Learn more at the artifacthub.io DaskHub page.

Single Cluster Helm Chart

You can deploy a single Dask cluster and (optionally) Jupyter on Kubernetes easily using Helm

helm install --repo https://helm.dask.org my-dask dask

This is a good choice if you want to do the following:

  1. Try out Dask for the first time on a cloud-based system like Amazon, Google, or Microsoft Azure where you already have a Kubernetes cluster. If you don’t already have Kubernetes deployed, see our Cloud documentation.

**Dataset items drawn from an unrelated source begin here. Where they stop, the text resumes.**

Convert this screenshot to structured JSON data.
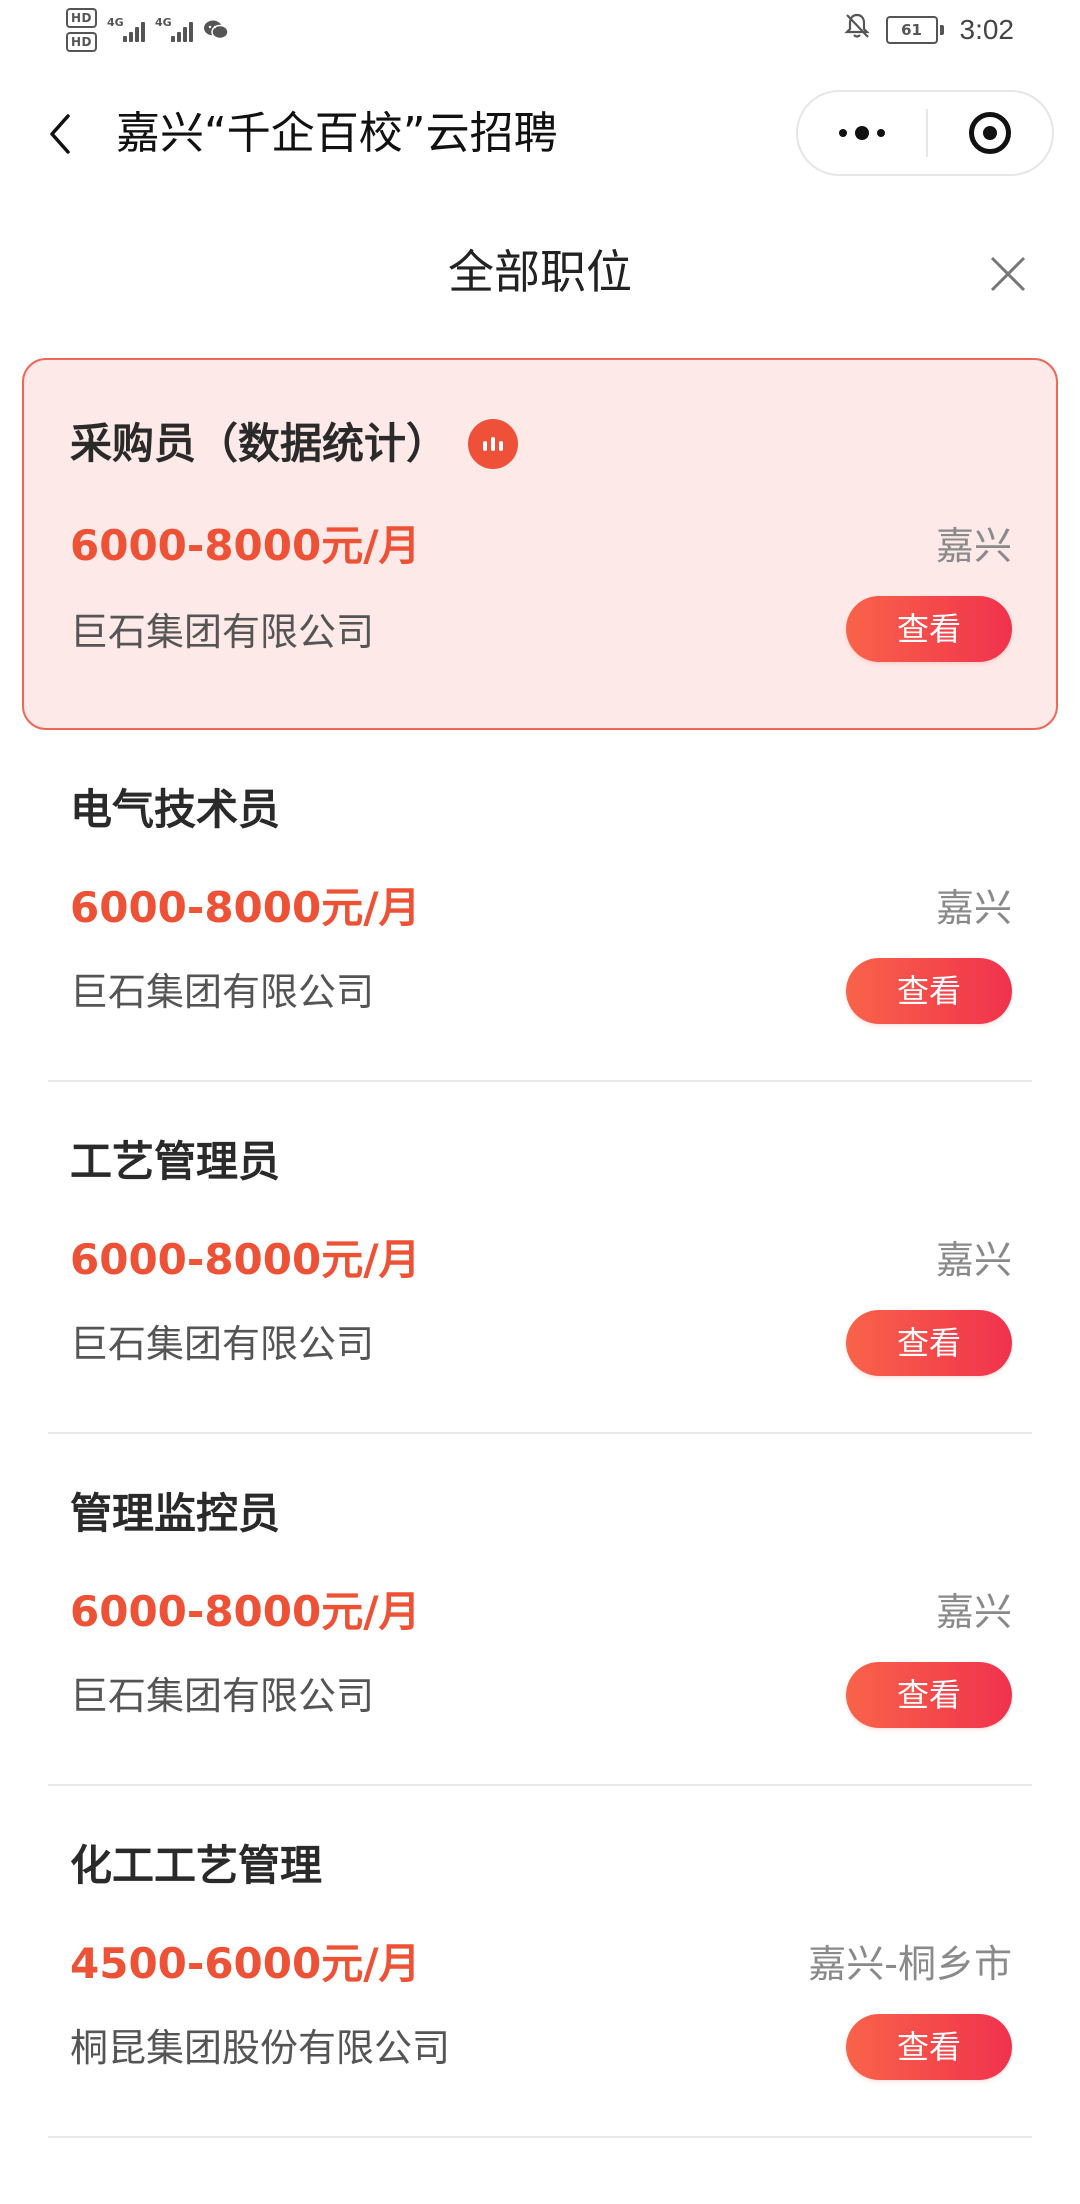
{
  "status_bar": {
    "network_1": "4G",
    "network_2": "4G",
    "battery": "61",
    "time": "3:02"
  },
  "nav": {
    "title": "嘉兴“千企百校”云招聘"
  },
  "sheet": {
    "title": "全部职位"
  },
  "colors": {
    "accent": "#ee5236",
    "active_bg": "#fdeae8",
    "active_border": "#f0675a"
  },
  "jobs": [
    {
      "title": "采购员（数据统计）",
      "salary": "6000-8000元/月",
      "location": "嘉兴",
      "company": "巨石集团有限公司",
      "button": "查看",
      "active": true
    },
    {
      "title": "电气技术员",
      "salary": "6000-8000元/月",
      "location": "嘉兴",
      "company": "巨石集团有限公司",
      "button": "查看"
    },
    {
      "title": "工艺管理员",
      "salary": "6000-8000元/月",
      "location": "嘉兴",
      "company": "巨石集团有限公司",
      "button": "查看"
    },
    {
      "title": "管理监控员",
      "salary": "6000-8000元/月",
      "location": "嘉兴",
      "company": "巨石集团有限公司",
      "button": "查看"
    },
    {
      "title": "化工工艺管理",
      "salary": "4500-6000元/月",
      "location": "嘉兴-桐乡市",
      "company": "桐昆集团股份有限公司",
      "button": "查看"
    }
  ]
}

You can also use the HelmCluster cluster manager from dask-kubernetes to manage your Helm Dask cluster from within your Python session.

from dask_kubernetes import HelmCluster

cluster = HelmCluster(release_name="myrelease")
cluster.scale(10)

Learn more at the artifacthub.io Dask page.

Further Reading

You may also want to see the documentation on using Dask with Docker containers to help you manage your software environments on Kubernetes.